After a decade of legal fights and millions of taxpayer dollars funding court battles, the Iowa Supreme Court finds a lack of evidence of Branstad discriminating against former Workers Comp Commissioner Chris Godfrey and has thrown out the Godfrey lawsuit.

A district court had ruled in favor of Godfrey after trial and awarded him $1.5 million in damages.

The Supreme Court says there is no evidence to support such a conclusion. According to the court, there was no evidence Branstad was “anti-gay.”  And there was no evidence Branstad even had knowledge of Godfrey’s sexual orientation.

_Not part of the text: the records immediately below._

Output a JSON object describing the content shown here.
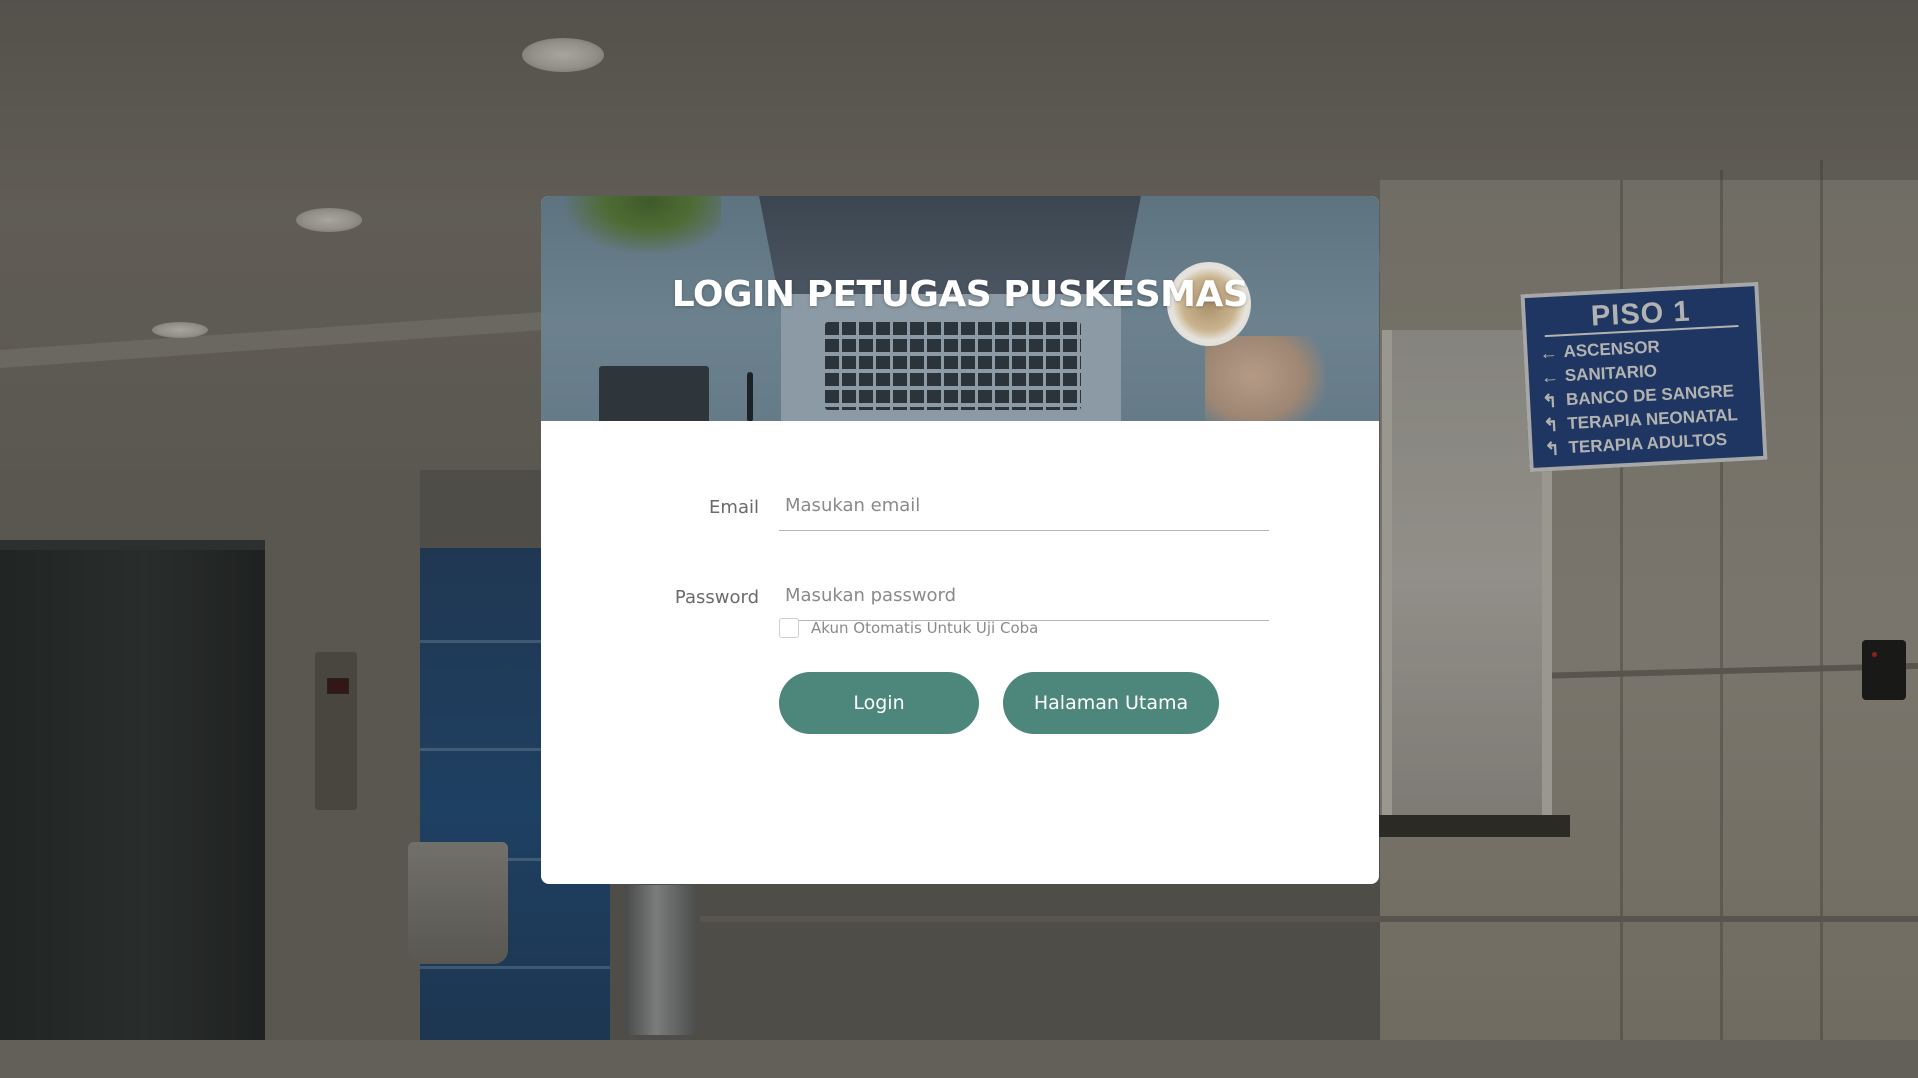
{
  "login": {
    "title": "LOGIN PETUGAS PUSKESMAS",
    "email_label": "Email",
    "email_placeholder": "Masukan email",
    "email_value": "",
    "password_label": "Password",
    "password_placeholder": "Masukan password",
    "password_value": "",
    "auto_account_label": "Akun Otomatis Untuk Uji Coba",
    "auto_account_checked": false,
    "login_button": "Login",
    "home_button": "Halaman Utama"
  },
  "background_sign": {
    "title": "PISO 1",
    "items": [
      {
        "arrow": "left-arrow-icon",
        "label": "ASCENSOR"
      },
      {
        "arrow": "left-arrow-icon",
        "label": "SANITARIO"
      },
      {
        "arrow": "up-turn-arrow-icon",
        "label": "BANCO DE SANGRE"
      },
      {
        "arrow": "up-turn-arrow-icon",
        "label": "TERAPIA NEONATAL"
      },
      {
        "arrow": "up-turn-arrow-icon",
        "label": "TERAPIA ADULTOS"
      }
    ]
  },
  "colors": {
    "primary_button": "#4d877b",
    "card_background": "#ffffff",
    "header_tint": "#667b88",
    "sign_background": "#1b3c7a"
  }
}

“We reject as illogical and fallacious the district court’s conclusion that a jury could infer Governor Branstad knew Godfrey was gay because there was ‘[a]bundant evidence … presented to establish the Republican Party was ‘anti-gay’ in its policies and platform planks,'” McDonald wrote.

 

In the end, six of the seven justices agreed Branstad had the power under the law to reduce (or increase) the salaries of appointed positions. No word yet on whether the state will seek compensation for the vast expenses spent by taxpayers defending the claims the Iowa Supreme Court says were unsupported by evidence and logic.
 
State Auditor Rob Sand voted in 2019 not to appeal the ruling. If Sand had his way, the state would have been on the hook for millions of dollars. Sand has not commented on today’s ruling.